Emilia-Romagna: “Siamo la regione italiana che rischia di più”
“I dazi sono a tutti gli effetti tasse che si pagano allo Stato americano – specifica l’assessore all’Agricoltura dell’Emilia Romagna Alessio Mammi – Se questo provvedimento verrà confermato, l’Emilia-Romagna sarà una delle regioni che ne pagherà il prezzo più alto, il nostro export è tra i più apprezzati nel mondo e siamo la regione che esporta di più negli Stati Uniti. Servono contromisure solide e rapide: chiediamo all’Unione europea e al Governo una strategia unitaria, forte e ragionata per difendere la presenza sul mercato statunitense delle nostre produzioni, azioni che al momento mancano”.
“I dazi – ribadisce – aumentano il costo dei prodotti, generano sfiducia e incertezza nei mercati, comprimono le economie, fanno salire l’inflazione ed erodono il potere d’acquisto, sia dei cittadini europei sia degli americani. Non c’è solo un impatto immediato sui prezzi, ma può generarsi un rischio di rallentamento delle economie, perdita di valore delle borse, e conseguenze negative nel medio e lungo periodo: questi soldi finiscono nelle casse dello Stato americano, ma non vanno né alle imprese né ai lavoratori. Inoltre, nella lettera inviata dagli Stati Uniti si sceglie di ingnorare l’enorme valore dei servizi, dei fondi di investimento e della finanza americana che già beneficia enormemente del mercato europeo”.
“Accanto alla reazione diplomatica e commerciale – conclude – serve subito anche un piano concreto di sostegno alle imprese e alle filiere più colpite, per aiutarle a essere più competitive e assorbire il contraccolpo dei dazi.

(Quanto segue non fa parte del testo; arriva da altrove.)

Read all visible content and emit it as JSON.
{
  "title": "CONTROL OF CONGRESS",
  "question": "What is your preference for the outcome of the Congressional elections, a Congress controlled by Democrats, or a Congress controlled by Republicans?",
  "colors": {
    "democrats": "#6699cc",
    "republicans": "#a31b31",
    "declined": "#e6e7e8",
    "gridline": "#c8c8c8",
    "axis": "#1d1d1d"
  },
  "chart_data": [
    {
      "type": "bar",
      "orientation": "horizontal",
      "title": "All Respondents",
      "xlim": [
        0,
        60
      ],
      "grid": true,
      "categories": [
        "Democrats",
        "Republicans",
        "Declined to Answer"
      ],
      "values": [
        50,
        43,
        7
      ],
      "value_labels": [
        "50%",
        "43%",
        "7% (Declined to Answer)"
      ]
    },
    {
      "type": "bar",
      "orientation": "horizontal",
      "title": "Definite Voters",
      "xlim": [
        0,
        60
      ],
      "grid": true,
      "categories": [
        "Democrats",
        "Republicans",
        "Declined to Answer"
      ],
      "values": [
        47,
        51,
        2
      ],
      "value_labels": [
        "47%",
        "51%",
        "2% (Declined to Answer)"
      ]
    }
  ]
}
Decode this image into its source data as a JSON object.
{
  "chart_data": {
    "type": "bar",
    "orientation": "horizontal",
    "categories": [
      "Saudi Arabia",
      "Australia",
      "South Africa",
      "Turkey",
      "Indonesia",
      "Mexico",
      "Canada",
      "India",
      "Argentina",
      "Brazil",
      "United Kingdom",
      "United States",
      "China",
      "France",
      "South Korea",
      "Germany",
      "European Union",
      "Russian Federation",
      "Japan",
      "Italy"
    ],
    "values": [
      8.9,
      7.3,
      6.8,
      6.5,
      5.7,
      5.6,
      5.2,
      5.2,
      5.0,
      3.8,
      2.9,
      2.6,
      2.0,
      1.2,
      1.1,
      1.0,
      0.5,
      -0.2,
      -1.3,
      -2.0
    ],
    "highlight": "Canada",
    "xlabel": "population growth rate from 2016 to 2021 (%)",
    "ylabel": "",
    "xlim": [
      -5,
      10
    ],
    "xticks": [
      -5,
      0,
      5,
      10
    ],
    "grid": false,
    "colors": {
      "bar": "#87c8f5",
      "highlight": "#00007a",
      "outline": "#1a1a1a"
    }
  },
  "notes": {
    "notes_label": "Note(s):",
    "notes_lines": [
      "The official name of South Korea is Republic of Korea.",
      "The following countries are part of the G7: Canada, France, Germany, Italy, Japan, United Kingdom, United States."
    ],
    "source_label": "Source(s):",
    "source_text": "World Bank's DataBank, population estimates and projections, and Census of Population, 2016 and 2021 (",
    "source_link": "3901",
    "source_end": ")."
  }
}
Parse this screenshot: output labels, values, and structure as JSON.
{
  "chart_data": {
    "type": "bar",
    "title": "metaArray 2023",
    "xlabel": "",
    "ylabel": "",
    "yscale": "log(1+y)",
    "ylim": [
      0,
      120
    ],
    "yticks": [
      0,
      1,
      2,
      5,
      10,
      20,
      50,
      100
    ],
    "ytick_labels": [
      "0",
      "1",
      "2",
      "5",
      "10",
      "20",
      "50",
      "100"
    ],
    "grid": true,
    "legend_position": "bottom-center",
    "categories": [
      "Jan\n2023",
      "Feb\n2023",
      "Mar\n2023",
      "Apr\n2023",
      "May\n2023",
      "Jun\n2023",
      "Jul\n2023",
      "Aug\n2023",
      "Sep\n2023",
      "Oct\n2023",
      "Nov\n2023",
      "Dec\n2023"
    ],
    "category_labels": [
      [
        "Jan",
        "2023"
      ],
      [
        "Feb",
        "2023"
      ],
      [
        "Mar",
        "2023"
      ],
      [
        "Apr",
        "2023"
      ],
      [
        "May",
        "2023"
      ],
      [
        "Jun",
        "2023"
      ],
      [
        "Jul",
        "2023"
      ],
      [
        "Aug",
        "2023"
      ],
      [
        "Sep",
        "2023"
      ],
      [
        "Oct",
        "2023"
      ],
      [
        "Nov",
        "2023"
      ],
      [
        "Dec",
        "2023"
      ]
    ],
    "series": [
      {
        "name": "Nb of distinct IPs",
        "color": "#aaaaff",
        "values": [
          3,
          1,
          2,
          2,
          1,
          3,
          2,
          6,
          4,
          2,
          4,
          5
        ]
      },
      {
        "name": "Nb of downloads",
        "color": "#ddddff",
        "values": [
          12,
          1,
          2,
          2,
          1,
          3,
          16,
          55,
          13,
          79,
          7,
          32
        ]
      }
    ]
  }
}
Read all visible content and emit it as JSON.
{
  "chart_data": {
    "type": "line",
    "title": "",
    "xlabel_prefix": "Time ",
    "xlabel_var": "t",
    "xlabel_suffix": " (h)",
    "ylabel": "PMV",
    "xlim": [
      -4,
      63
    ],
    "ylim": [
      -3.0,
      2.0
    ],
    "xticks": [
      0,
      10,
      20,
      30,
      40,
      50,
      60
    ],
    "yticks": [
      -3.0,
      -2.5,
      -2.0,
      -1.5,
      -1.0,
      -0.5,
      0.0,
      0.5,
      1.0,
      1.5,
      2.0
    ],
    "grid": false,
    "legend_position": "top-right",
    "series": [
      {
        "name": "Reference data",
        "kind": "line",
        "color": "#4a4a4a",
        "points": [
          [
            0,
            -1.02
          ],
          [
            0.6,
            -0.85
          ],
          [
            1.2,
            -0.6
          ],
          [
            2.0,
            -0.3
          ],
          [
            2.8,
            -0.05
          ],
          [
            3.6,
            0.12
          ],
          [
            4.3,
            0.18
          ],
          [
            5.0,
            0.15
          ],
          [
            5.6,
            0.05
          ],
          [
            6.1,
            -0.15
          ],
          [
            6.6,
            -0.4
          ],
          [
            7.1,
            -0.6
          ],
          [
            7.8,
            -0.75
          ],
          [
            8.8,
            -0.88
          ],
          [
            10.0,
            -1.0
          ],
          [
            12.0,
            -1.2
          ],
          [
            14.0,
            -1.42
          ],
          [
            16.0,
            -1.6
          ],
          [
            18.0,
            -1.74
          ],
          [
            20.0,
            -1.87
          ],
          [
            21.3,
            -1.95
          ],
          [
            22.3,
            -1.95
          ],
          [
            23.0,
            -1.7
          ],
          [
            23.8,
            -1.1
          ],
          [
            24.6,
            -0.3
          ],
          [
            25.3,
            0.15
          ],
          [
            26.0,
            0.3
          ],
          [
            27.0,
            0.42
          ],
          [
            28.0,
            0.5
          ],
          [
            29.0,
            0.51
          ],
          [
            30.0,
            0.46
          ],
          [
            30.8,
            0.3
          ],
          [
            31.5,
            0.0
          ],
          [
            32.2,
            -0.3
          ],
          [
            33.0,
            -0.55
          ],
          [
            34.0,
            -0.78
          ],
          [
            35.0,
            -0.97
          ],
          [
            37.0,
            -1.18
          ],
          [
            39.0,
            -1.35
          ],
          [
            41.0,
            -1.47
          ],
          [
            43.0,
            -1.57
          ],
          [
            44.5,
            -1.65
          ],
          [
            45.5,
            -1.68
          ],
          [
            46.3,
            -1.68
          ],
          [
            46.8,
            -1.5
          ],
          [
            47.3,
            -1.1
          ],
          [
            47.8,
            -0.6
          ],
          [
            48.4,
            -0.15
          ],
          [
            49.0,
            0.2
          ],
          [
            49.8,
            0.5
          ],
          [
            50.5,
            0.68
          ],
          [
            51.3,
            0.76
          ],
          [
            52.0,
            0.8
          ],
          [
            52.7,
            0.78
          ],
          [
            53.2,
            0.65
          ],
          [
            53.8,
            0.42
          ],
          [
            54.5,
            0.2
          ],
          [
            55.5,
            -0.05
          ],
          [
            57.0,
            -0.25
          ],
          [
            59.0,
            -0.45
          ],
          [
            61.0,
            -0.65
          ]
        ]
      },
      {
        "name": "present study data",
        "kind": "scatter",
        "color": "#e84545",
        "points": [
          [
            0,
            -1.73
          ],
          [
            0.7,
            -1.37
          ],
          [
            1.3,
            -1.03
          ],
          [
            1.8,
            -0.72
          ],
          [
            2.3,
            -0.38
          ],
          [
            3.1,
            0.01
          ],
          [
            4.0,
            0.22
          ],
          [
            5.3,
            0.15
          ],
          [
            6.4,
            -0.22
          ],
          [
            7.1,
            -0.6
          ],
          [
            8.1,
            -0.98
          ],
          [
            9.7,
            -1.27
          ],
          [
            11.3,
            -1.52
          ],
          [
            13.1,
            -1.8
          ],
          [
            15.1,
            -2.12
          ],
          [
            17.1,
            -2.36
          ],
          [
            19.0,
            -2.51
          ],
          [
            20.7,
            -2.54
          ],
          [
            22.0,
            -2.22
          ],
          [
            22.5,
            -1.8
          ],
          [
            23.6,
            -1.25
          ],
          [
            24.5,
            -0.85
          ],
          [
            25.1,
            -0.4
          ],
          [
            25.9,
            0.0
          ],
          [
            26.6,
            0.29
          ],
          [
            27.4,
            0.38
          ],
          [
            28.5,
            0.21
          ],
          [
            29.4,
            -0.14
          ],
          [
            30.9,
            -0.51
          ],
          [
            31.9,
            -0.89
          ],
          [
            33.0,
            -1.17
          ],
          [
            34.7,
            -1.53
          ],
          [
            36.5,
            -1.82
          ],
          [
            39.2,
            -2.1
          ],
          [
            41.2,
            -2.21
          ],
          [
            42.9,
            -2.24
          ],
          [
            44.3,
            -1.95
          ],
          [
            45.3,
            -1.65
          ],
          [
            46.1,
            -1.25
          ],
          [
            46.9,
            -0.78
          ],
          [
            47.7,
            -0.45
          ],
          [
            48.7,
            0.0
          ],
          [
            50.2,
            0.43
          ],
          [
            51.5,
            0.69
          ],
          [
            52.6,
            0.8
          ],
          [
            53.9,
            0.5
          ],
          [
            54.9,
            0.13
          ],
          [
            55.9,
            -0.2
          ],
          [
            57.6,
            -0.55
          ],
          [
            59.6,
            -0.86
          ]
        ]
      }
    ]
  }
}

A partire dalla riduzione degli oneri fiscali e sul lavoro, da misure per migliorare la logistica e l’energia, garantendo vantaggi soprattutto per le aziende energivore, e dal sostegno per promuovere il Made in Italy negli Stati Uniti, un mercato fondamentale che non possiamo permetterci di perdere, anche grazie alla forte domanda e alla presenza di 20 milioni di cittadini che vantano origini italiane. E, mentre difendiamo la nostra presenza negli Usa, dobbiamo anche guardare avanti: investire su nuovi mercati, come Sudamerica e Asia, per aprire nuovi sbocchi commerciali, senza rinunciare a quello americano, oggetto al momento di una fase molto perturbata”.